Between Skepticism and Hope

Today, as I am writing this newsletter, the American election is being held, and I haven’t got a clue as to who may win. By the time you read it, the hubbub will have died down, the winners will have had a great victory party and the losers will have made a speech about unity in the country. And then life moves on.

It is rather amazing that we (I’m speaking as an American now) spend so much money and so much effort on something which seems to be so much larger than anything else on our horizon. Surely we should have gained a better sense of perspective by now. Why is it that “hope springs eternal” in so many situations in our lives? Everyone gets very excited about the new possibilities brought to life by a new candidate, only to find out later that the expectations outreached the realities. One election is hardly over before the next is being planned, and the whole cycle repeats itself.

It’s a human characteristic to live somewhere between skepticism and hope, whether the focus is on elections, or on human relationships, or on theology. We expect the best, and if the best does not happen, we just have to wait a bit longer. One saint who supported this notion was Julian of Norwich, who lived 600 years ago and heard in a vision from God: “All shall be well, and all shall be well, and all manner of thing shall be well.” She was either blind to reality or profoundly touched by reality.
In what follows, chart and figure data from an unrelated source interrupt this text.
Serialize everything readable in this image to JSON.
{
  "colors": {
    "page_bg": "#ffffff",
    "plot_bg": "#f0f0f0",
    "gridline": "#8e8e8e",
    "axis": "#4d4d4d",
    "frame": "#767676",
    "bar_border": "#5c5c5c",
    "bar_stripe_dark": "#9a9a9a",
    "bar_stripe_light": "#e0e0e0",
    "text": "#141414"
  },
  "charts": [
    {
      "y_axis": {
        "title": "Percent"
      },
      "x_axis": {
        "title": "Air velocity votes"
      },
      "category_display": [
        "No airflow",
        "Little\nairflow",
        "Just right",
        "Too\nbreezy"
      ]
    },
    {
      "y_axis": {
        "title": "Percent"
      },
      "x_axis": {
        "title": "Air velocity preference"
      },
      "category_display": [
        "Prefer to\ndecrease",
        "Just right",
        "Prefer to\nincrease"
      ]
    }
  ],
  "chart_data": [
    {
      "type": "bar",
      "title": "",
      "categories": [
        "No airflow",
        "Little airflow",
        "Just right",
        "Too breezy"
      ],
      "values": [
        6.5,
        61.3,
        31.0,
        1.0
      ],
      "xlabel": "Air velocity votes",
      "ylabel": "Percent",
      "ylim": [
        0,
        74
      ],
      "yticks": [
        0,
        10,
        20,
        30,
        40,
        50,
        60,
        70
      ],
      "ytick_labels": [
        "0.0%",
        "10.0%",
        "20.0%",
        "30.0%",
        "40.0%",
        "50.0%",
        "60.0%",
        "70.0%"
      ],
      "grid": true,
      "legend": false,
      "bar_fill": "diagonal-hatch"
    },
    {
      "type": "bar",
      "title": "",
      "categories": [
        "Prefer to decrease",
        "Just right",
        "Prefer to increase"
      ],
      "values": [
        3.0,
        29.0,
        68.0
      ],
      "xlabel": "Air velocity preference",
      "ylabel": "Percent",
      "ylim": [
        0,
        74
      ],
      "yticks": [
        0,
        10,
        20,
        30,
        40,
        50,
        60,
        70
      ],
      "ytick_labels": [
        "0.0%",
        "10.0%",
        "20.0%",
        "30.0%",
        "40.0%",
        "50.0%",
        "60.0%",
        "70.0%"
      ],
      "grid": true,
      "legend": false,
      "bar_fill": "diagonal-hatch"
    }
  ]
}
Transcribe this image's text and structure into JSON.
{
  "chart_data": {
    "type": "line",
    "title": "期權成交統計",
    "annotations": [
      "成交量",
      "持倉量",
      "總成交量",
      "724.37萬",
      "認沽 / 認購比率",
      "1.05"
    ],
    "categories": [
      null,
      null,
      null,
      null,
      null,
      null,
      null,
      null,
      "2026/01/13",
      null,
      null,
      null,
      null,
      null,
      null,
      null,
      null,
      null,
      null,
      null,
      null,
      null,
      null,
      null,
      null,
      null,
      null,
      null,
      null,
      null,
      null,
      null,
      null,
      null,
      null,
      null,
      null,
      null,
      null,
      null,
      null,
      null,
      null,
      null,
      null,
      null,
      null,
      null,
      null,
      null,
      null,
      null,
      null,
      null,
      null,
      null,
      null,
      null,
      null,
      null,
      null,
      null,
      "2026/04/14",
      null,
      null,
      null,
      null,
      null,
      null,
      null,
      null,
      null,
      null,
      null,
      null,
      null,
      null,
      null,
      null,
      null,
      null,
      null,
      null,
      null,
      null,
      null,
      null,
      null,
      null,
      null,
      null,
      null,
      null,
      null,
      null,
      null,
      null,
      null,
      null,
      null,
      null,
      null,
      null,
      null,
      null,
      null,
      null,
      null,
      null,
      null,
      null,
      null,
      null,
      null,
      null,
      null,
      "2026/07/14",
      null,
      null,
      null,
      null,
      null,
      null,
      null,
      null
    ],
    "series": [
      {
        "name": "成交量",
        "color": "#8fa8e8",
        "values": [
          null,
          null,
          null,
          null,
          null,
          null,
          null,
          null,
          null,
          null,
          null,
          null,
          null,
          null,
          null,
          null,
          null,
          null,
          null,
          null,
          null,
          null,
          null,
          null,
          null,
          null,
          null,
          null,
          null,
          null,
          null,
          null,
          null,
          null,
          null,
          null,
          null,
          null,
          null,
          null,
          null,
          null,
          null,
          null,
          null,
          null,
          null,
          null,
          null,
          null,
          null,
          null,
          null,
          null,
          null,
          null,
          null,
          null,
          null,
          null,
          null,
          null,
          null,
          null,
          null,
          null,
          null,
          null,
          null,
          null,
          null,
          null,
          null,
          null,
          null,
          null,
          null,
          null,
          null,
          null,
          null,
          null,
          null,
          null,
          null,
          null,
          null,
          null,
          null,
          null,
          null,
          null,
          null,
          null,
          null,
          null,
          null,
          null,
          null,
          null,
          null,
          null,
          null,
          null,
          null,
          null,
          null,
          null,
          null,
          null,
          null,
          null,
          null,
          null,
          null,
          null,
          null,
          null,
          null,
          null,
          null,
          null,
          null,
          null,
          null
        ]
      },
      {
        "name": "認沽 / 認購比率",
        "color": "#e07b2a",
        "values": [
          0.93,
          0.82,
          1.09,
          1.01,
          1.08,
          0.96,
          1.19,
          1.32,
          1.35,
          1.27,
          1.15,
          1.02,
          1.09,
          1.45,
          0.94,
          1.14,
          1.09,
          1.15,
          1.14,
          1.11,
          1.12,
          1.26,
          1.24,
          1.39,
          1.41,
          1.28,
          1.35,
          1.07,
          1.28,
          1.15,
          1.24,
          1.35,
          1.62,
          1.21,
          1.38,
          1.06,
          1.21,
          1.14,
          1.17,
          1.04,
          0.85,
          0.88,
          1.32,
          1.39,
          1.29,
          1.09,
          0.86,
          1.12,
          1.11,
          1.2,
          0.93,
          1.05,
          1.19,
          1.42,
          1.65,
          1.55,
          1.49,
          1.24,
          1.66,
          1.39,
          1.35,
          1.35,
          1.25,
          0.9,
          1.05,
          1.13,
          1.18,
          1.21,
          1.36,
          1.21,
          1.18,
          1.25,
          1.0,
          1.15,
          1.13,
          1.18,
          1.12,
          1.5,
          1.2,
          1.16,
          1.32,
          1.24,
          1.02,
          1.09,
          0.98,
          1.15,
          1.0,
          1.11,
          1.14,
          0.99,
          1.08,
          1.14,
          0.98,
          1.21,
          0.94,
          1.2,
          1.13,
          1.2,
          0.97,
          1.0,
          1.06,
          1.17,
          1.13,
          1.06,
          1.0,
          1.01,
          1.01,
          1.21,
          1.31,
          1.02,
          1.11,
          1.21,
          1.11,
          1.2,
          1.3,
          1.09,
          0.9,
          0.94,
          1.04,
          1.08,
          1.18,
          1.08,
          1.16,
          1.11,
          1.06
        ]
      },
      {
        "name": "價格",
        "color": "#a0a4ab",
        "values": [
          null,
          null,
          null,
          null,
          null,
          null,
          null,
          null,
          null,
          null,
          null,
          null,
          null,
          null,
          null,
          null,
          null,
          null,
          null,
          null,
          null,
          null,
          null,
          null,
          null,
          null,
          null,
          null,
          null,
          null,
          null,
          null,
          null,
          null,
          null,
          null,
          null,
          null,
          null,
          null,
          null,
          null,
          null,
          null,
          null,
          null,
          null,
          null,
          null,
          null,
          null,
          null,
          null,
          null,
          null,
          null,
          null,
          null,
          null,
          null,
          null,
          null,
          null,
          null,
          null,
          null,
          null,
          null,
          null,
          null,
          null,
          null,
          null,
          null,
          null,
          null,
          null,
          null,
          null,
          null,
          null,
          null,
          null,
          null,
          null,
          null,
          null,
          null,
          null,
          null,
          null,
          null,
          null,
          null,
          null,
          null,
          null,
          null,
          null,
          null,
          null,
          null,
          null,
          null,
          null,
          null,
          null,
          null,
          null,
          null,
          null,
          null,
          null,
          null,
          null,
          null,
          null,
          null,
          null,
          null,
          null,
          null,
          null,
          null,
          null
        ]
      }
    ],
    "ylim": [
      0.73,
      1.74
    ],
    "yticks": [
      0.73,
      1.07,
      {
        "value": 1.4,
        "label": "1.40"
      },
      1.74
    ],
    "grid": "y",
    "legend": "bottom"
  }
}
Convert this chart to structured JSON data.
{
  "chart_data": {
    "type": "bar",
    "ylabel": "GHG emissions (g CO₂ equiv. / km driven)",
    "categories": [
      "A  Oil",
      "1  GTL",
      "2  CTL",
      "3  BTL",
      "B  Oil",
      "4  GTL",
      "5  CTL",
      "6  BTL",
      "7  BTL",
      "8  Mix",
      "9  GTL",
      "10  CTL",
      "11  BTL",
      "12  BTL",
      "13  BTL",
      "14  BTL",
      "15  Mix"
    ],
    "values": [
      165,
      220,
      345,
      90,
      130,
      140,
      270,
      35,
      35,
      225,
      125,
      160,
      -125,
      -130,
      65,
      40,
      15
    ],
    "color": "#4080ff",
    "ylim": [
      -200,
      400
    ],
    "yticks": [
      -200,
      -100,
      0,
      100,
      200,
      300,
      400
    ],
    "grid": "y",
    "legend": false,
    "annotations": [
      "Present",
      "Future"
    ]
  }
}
I vote for the latter.

Elections are opportunities to exercise our capacity for hope, a time to take a step in a direction that we know to be good, even if we find out later that we didn’t get as far as we had thought. That’s the nature of hope, real hope, a faith-backed hope. It is the kind of hope that a loving parent has for his/her child, no matter the circumstances. It is hope that sustains one’s vision of life, that shapes one’s faith in life.

Such hope may also be brought to bear on our relationship with God. In fact, it must be if that relationship is to be real. The faith that God hopes in us as much as we hope in God is what gives faith vitality. Believing that God places trust in us is as much a motivation to do good as is the awareness that we have hope in God. Think of a parent urging a small child to walk across the grass. That’s hope in action on the part of both parties, one teetering on the edge of catastrophe and the other participating with anxious, but encouraging, concern. Both have their arms out, just beyond reach, and each draws on the other as their source of hope, a relationship of love. Then walking can happen.

I heard Timothy Radcliffe, O.P., once say in a lecture: “You know, ongoing progress is not a biblical concept.” Real life is never predictable and often difficult, from biblical times to the present. But just because life is not perfect doesn’t mean that we shouldn’t work towards improving it. We move from hope to hope, teetering along and trusting in the loving relationships that sustain us, especially those relationships that we may not fully know about.

So perhaps voting is not such a bad thing after all, because hope is always a good thing before all.